松下誠子展を見た。

 今日Gallery and cafe Hasu no hanaで松下誠子展を見た。パラフィン紙を使ったドレスのインスタレーションだった。身体性の強い作品を感じる。彼女の言葉に、人間の肉体が第一の皮膚であるなら、パラフィンドレスは第二の皮膚だとあった。この皮膚をモチーフとした発言の下には実存的なテーマが隠れていることは想像できる。独特の物語性があるが実存をテーマにしながら即物的にならない表現の世界観が良いと思った。彼女は表現ジャンルが多岐に渡るが、それも簡単には捉えにくい実存的なテーマが彼女の周りをグルグル回っているように思えた。

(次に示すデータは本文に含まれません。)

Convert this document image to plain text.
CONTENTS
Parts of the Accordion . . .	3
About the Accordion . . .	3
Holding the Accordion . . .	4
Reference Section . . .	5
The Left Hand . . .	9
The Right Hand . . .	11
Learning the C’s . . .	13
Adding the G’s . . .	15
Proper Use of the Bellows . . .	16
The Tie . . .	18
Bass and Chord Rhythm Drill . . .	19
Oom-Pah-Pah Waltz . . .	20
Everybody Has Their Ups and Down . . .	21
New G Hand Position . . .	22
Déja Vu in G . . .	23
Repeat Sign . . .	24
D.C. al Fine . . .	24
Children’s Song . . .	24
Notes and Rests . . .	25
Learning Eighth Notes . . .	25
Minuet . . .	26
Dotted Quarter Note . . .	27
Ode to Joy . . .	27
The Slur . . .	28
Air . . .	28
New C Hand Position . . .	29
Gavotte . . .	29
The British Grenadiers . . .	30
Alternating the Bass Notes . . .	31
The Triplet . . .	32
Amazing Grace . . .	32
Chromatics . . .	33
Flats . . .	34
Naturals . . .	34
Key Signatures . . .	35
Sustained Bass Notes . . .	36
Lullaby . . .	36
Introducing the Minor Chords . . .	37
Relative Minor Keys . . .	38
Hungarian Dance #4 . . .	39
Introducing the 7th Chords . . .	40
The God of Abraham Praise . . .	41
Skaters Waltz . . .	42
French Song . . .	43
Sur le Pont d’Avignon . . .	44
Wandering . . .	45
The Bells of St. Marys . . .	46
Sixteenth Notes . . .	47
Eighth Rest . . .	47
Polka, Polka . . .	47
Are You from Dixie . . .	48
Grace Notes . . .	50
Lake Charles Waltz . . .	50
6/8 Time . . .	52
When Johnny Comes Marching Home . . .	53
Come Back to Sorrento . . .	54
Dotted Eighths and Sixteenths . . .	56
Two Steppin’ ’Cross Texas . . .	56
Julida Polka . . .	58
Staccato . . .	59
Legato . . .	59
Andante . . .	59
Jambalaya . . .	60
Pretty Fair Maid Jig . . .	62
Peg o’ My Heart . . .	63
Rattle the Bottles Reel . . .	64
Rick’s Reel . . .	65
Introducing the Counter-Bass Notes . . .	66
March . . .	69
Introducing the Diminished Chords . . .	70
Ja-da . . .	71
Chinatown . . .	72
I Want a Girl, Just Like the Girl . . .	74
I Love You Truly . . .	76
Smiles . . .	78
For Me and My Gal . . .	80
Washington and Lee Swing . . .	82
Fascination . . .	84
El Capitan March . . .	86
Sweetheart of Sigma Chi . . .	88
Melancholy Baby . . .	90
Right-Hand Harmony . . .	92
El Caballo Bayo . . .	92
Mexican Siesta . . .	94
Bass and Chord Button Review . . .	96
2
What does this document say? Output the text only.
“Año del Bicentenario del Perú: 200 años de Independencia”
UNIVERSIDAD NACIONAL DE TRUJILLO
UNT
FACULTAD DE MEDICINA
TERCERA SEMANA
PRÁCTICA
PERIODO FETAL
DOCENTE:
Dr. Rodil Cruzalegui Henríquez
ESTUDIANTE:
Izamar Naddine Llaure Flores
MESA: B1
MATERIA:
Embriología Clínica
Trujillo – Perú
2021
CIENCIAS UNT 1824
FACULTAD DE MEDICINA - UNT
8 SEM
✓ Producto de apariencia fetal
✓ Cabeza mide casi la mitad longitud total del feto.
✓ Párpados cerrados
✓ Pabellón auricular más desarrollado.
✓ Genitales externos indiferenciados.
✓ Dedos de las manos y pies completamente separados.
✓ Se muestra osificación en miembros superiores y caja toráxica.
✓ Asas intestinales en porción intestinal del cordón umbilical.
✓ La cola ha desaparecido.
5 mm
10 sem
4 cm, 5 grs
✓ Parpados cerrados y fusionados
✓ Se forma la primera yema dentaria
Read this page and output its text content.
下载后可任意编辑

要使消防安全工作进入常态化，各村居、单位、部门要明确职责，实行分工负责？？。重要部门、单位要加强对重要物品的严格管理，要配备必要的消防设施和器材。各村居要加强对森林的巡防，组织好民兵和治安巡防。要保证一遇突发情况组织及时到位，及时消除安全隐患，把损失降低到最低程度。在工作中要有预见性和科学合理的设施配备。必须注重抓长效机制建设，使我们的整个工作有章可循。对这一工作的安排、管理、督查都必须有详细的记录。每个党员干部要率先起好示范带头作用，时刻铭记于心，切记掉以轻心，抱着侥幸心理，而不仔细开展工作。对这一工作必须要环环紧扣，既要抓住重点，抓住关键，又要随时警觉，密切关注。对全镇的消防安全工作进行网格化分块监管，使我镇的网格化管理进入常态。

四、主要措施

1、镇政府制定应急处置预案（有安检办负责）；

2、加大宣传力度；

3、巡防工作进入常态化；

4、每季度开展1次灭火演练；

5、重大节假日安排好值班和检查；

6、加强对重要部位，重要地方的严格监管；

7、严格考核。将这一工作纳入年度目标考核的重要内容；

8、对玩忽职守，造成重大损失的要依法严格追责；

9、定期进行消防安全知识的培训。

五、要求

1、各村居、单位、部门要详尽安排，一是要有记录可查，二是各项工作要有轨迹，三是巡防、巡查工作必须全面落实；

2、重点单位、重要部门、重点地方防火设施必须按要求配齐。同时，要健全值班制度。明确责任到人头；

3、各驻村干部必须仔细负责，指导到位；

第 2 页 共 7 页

 最近というかずっとというか日本の美術家に実存をテーマにしている作家がある程度いることが気になっていた。それは西洋から入ってきた美術に対して、美術概念は輸入せずに形式だけを取り入れたことからくる歪さに何か関係しているのではないかという気がしてならない。ある種の美術家はそれを無意識に感じて自らの位置を表現で確認し続けているのではないだろうか。目の前に「絵画」や「彫刻」や「インスタレーション」などそれぞれの形式概念を共有していれば、美術家は自分に還元することなく、形式を媒介にして社会にアプローチ出来るだろう。
 見方を変えれば日本の美術に、ある純粋性が担保されているのだが、人間はそんなに強くはないだろう。